A Machine Learning Quicky — Why Use L2 Regularization

A really short discussion of why L2 regularization is such a good one


I’ve seen it said many times in many places that you should always use L2 regularization for your neural networks. Not always always, but pretty frequently. I accepted it as gospel, it makes sense as a regularization scheme, but I never could find a reason for why that was so.

Here’s why that’s so.

Think about any machine learning model — a deep neural network, logistic regression, linear regression — and when it predicts anything it’s saying “Given $x$, I’m pretty sure the answer is $y$” where $y = f(x)$ and $f$ is whatever your model is. But $f$ isn’t just a function of $y$, it’s also a function of your training weights $\mathbf{w}$.

Now, imagine $f$ only weakly depends on some subset of weights $\tilde{\mathbf{w}}$, so when we minimize the loss using, say, a standard L2 loss function, we’re minimizining

$$\textrm{Loss} = \sum_j \left ( y_j - f(x_j; \mathbf{w}) \right )^2$$

with respect to the weights $\mathbf{w}$. Now, if $f$ doesn’t depend on some $w^\star$ then the derivative of the loss with respect to $w^\star$ is zero — whatever we initialized $w^\star$ as is what we’re stuck with.

Now imagine the dependence is very weak, so the derivative of $f$ with respect to $w^\star$ isn’t zero, but it’s quite smaller than the other weights. The minimized error is going to have $w^\star$ be quite small, and though we want it to go towards zero it will do so only very slowly, since the derivative is small and gradient descent won’t follow that derivative very quickly.

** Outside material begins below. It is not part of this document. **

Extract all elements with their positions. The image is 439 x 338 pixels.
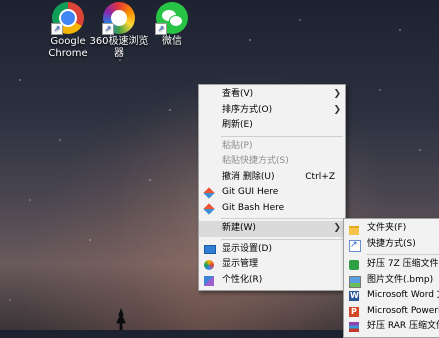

Now what happens if we add an L2 regularization for $w^\star$? The loss function looks like this:

$$\textrm{Loss} = \sum_j \left ( y_j - f(x_j; \mathbf{w}) \right )^2 + \lambda w^\star{}^2$$

If there is absolutely no dependence of the output on the weight, then the additional L2 regularization term will take $w^\star$ to zero as quickly as gradient descent can find the zero of $(w^\star)^2$ from the initialized value. If the dependence is weak, it will try to make the weight as small as possible without increasing the error.

Essentially, L2 regularization makes the training want to default to a model with no weights whatsoever, and the need to predict accurately competes with the L2 regularization term, dragging the terms as small as possible and trying to make $f$ a sort of null model. In this way, if there’s no relationship whatsoever between $x$ and $y$, $f$ will quickly become a null model instead of having the training chase any random correlations in the noise.

So why not use L1 regularization? Well, what’s the derivative of $|w^\star|$? It’s $-1$ for $w^\star < 0$, $0$ for $w^\star = 0$, and $1$ for $w^\star > 0$. So what happens when we get close to the origin? Well, if we’re inside of $|w^\star| = \epsilon < \lambda$, then $w^\star$ will just oscillate between $\epsilon$ and $\epsilon - \lambda$ (or vice versa, depending on the sign of $\epsilon$) — try it! — and we never converge $w^\star$ to the zero value it so desperately wants.

And that’s why you should use L2 regularization — it makes the default model completely null regardless of the initialized weights, and fights with the prediction errors to make the model as null as possible.